Katlego Kolanyane-Kesupile is the first trans person to make herself visible as such in Botswana. She is a performance artist, so if gender itself is a performance, Kat performs both her gender and her art.
But they are not the same performance. According to Judith Butler, we all perform our gender, but the gender performance of trans is necessarily more creative, since it is performed against the grain of societal expectations.
Not every performance of gender is art, not even trans performances. Some simply perform trans. Others rise to the level of art by transforming the performance of trans.
In these photographs, Kat and photographer John McAllister explore some of the paradoxes of trans identity and performativity in nine “trans/formations” that highlight both the artifice and the diversity of gender as invention and as play.

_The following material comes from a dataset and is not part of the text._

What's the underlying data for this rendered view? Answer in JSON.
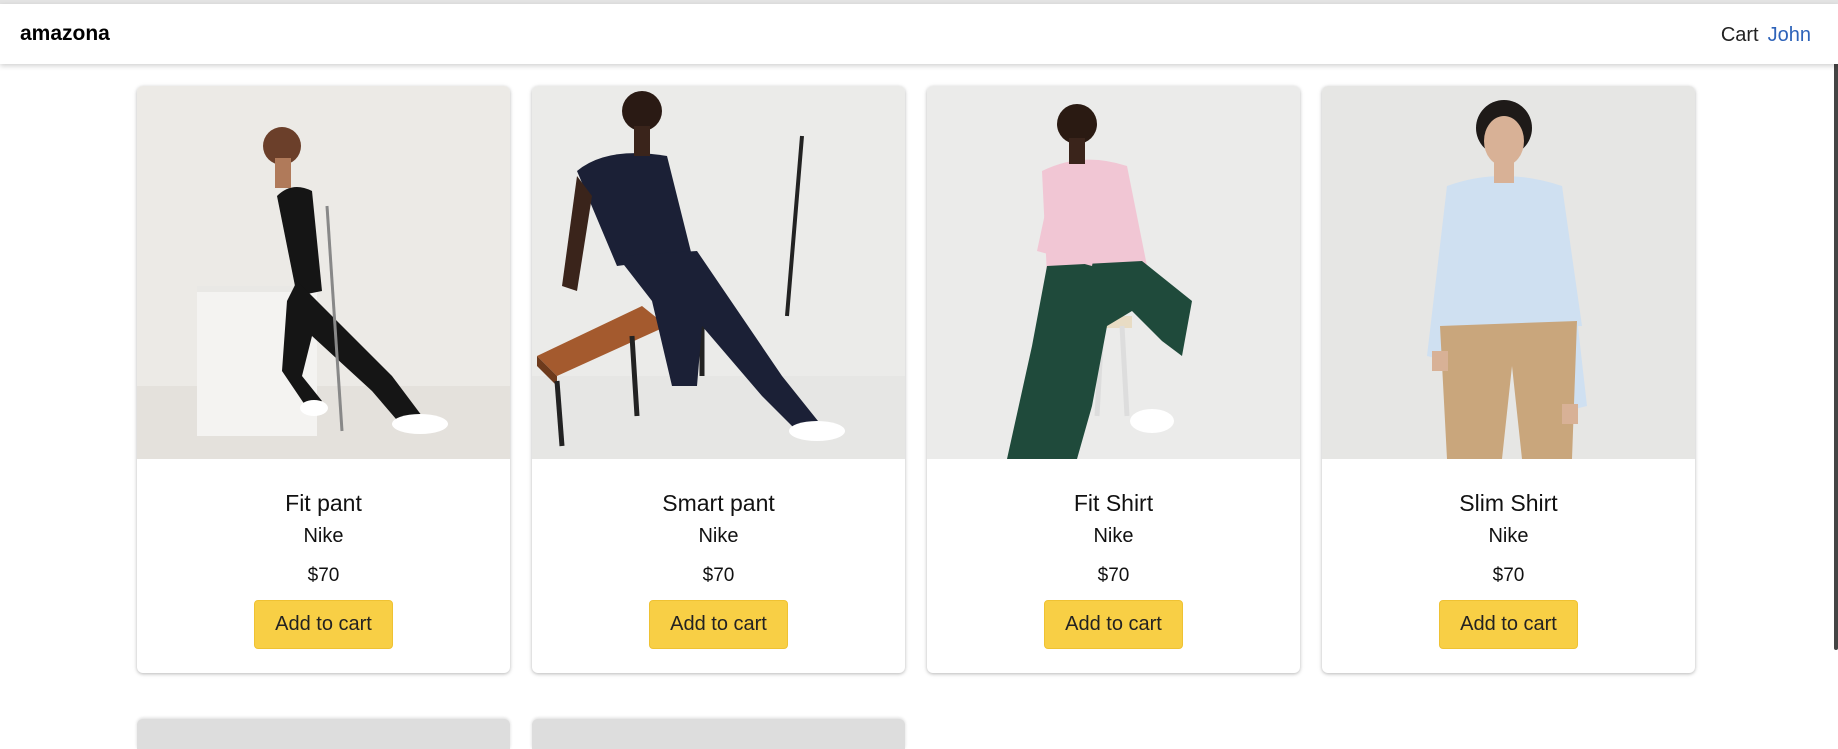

“Freedom,” says Kat, “will come when all Batswana can assume and inhabit whatever gender or other identities they are comfortable with.” Kat’s Nine Lives is intended as a ludic — and playfully provocative — performance of some of the possibilities for transformation that we all possess.
Kat is a Motswana trans artist and performer with a BA in Theatre from the University of the Witwatersrand. A 2016 Chevening Scholar, she is currently completing an MA in Human Rights, Culture and Social Justice at Goldsmiths College, University of London.
John McAllister is a photographer and editor who taught English literature, film, and academic writing at the University of Botswana from 2000 until 2015.